Raffaello Brizzi - Architect and engineer
Architetti
Description
Raffaello Brizzi was born in Montecatini Terme (PT) on April 4, 1883 to a family traditionally involved in the construction sector. Academician of the Academy of the Arts of Drawing since 1908 and former teacher of the Chair of Architecture at the Academy of Fine Arts in Florence, he was one of the main architects of the Royal Higher School of Architecture in Florence: this, which had already seen courses active for some years, was officially inaugurated in 1931 and Brizzi took over the direction in March 1932.
Dean of the newly founded Faculty in 1936, Raffaello Brizzi held the position until his death in 1946.
Although he practiced a teaching that was in line with the tradition from which he came, his school produced a generation of innovative architects, such as Italo Gamberini, Nello Baroni, Leonardo Lusanna and Giovanni Michelucci who, guided by the latter, won the project for the railway station of S. Maria Novella; thanks to him, moreover, Giovanni Michelucci himself was called to the Faculty of Architecture in Florence, as professor of the Chair of Furnishing.
Raffaello Brizzi must also be remembered for his intense activity as a designer that took place mainly in Florence, in the Lucca area and in the Pistoia area.
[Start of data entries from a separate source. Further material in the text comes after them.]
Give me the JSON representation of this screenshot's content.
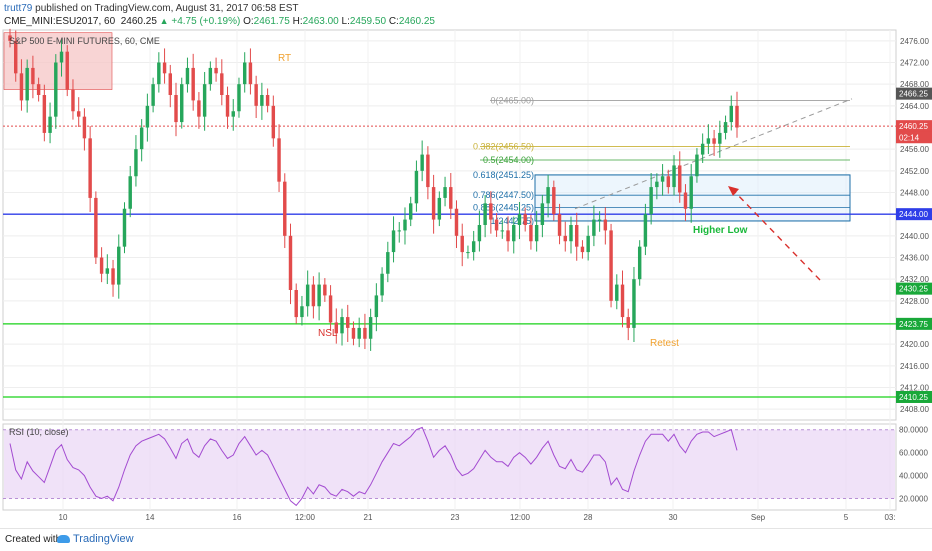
{
  "header": {
    "user": "trutt79",
    "published": "published on TradingView.com, August 31, 2017 06:58 EST",
    "symbol": "CME_MINI:ESU2017, 60",
    "last": "2460.25",
    "change": "+4.75 (+0.19%)",
    "o_label": "O:",
    "o": "2461.75",
    "h_label": "H:",
    "h": "2463.00",
    "l_label": "L:",
    "l": "2459.50",
    "c_label": "C:",
    "c": "2460.25"
  },
  "footer": {
    "created_with": "Created with",
    "brand": "TradingView"
  },
  "colors": {
    "up": "#26a65b",
    "down": "#e24b4b",
    "green_line": "#19d219",
    "blue_line": "#2f3ee8",
    "red_dotted": "#e24b4b",
    "rsi": "#a34bd1",
    "rsi_band": "#e9d6f5",
    "box": "#1e6fa8",
    "annot_orange": "#f1a12e",
    "annot_red": "#d9302c",
    "annot_green": "#19b83a"
  },
  "chart_data": [
    {
      "type": "candlestick",
      "title": "S&P 500 E-MINI FUTURES, 60, CME",
      "y_ticks": [
        2408,
        2412,
        2416,
        2420,
        2428,
        2432,
        2436,
        2440,
        2448,
        2452,
        2456,
        2464,
        2468,
        2472,
        2476
      ],
      "ylim": [
        2406,
        2478
      ],
      "x_ticks": [
        "10",
        "14",
        "16",
        "12:00",
        "21",
        "23",
        "12:00",
        "28",
        "30",
        "Sep",
        "5",
        "03:"
      ],
      "price_labels": [
        {
          "value": 2466.25,
          "text": "2466.25",
          "color": "#555555"
        },
        {
          "value": 2460.25,
          "text": "2460.25",
          "color": "#e24b4b"
        },
        {
          "value": 2458.2,
          "text": "02:14",
          "color": "#e24b4b"
        },
        {
          "value": 2444.0,
          "text": "2444.00",
          "color": "#2f3ee8"
        },
        {
          "value": 2430.25,
          "text": "2430.25",
          "color": "#19a839"
        },
        {
          "value": 2423.75,
          "text": "2423.75",
          "color": "#19a839"
        },
        {
          "value": 2410.25,
          "text": "2410.25",
          "color": "#19a839"
        }
      ],
      "horizontal_lines": [
        {
          "value": 2444.0,
          "color": "blue"
        },
        {
          "value": 2423.75,
          "color": "green"
        },
        {
          "value": 2410.25,
          "color": "green"
        },
        {
          "value": 2460.25,
          "color": "red-dotted"
        }
      ],
      "fib_levels": [
        {
          "label": "0(2465.00)",
          "value": 2465.0
        },
        {
          "label": "0.382(2456.50)",
          "value": 2456.5
        },
        {
          "label": "0.5(2454.00)",
          "value": 2454.0
        },
        {
          "label": "0.618(2451.25)",
          "value": 2451.25
        },
        {
          "label": "0.786(2447.50)",
          "value": 2447.5
        },
        {
          "label": "0.886(2445.25)",
          "value": 2445.25
        },
        {
          "label": "1(2442.75)",
          "value": 2442.75
        }
      ],
      "annotations": [
        "RT",
        "NSL",
        "Higher Low",
        "Retest"
      ],
      "series": [
        {
          "name": "",
          "close": [
            2476,
            2470,
            2465,
            2471,
            2468,
            2466,
            2459,
            2462,
            2472,
            2474,
            2467,
            2463,
            2462,
            2458,
            2447,
            2436,
            2433,
            2434,
            2431,
            2438,
            2445,
            2451,
            2456,
            2460,
            2464,
            2468,
            2472,
            2470,
            2466,
            2461,
            2468,
            2471,
            2465,
            2462,
            2468,
            2471,
            2470,
            2466,
            2462,
            2463,
            2468,
            2472,
            2468,
            2464,
            2466,
            2464,
            2458,
            2450,
            2440,
            2430,
            2425,
            2427,
            2431,
            2427,
            2431,
            2429,
            2424,
            2422,
            2425,
            2423,
            2421,
            2423,
            2421,
            2425,
            2429,
            2433,
            2437,
            2441,
            2441,
            2443,
            2446,
            2452,
            2455,
            2449,
            2443,
            2447,
            2449,
            2445,
            2440,
            2437,
            2437,
            2439,
            2442,
            2446,
            2443,
            2441,
            2441,
            2439,
            2442,
            2444,
            2442,
            2439,
            2442,
            2446,
            2449,
            2444,
            2440,
            2439,
            2442,
            2438,
            2437,
            2440,
            2443,
            2443,
            2441,
            2428,
            2431,
            2425,
            2423,
            2432,
            2438,
            2444,
            2449,
            2450,
            2451,
            2449,
            2453,
            2448,
            2445,
            2451,
            2455,
            2457,
            2458,
            2457,
            2459,
            2461,
            2464,
            2460
          ]
        }
      ]
    },
    {
      "type": "line",
      "title": "RSI (10, close)",
      "y_ticks": [
        20,
        40,
        60,
        80
      ],
      "tick_labels": [
        "20.0000",
        "40.0000",
        "60.0000",
        "80.0000"
      ],
      "ylim": [
        10,
        85
      ],
      "band": [
        20,
        80
      ],
      "series": [
        {
          "name": "",
          "values": [
            68,
            45,
            37,
            52,
            44,
            39,
            34,
            48,
            62,
            67,
            54,
            47,
            45,
            40,
            30,
            22,
            20,
            22,
            18,
            30,
            45,
            58,
            66,
            70,
            72,
            74,
            76,
            72,
            64,
            55,
            68,
            72,
            60,
            56,
            66,
            72,
            70,
            62,
            55,
            58,
            68,
            74,
            66,
            58,
            62,
            58,
            48,
            38,
            28,
            18,
            14,
            20,
            30,
            24,
            32,
            30,
            24,
            22,
            28,
            26,
            22,
            26,
            24,
            32,
            42,
            52,
            60,
            68,
            66,
            70,
            74,
            80,
            82,
            70,
            56,
            62,
            66,
            58,
            46,
            40,
            42,
            46,
            54,
            62,
            56,
            52,
            52,
            48,
            56,
            60,
            56,
            50,
            56,
            64,
            70,
            58,
            48,
            46,
            54,
            45,
            43,
            50,
            58,
            58,
            52,
            32,
            38,
            28,
            26,
            44,
            58,
            70,
            76,
            76,
            76,
            70,
            76,
            66,
            60,
            70,
            76,
            78,
            78,
            74,
            76,
            78,
            80,
            62
          ]
        }
      ]
    }
  ]
}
The projects largely drawn up in collaboration with the engineer Righetti refer to this area, such as, in Montecatini Terme, the Palazzo Comunale (1913-1919), the new headquarters of the Banco di Roma, the competition for the new spa establishments and the numerous private villas. He is also responsible, again in cooperation with Righetti and again in his hometown, for the Monumental Fountain in Piazza del Popolo (then Piazza Umberto I), erected in 1926 at the behest of the municipality on the site where since 1834 there had been a quadrangular loggia used for agricultural markets and fairs, and the travertine basin built, again in 1926, in Piazza VII Settembre, then called Piazza del Salsero.
In the 1920s and 1930s he intervened in Viareggio, preparing the Master Plan; in 1932 he was entrusted with the management of the Technical Office for the development of the Versilia coastline: a series of projects for buildings, such as bathing establishments, shops and bars for private clients, which affected the Viareggio coastline and which are exhaustively documented in the Fund of drawings preserved by the Brizzi heirs, date back to those years. His activity was widespread in the areas of Lucca and Pistoia (with various creations also for public commissions), as well as in Rome.
In Florence, in addition to the never realized arrangement of the Lungarno del Tempio (1937-1938), we remember the creations of the Royal Police Headquarters of via Zara and the project for the arrangement of the New University Center, both from 1939. He also designed the stadium in Livorno (1933-1935).
He died in Florence on February 23, 1946.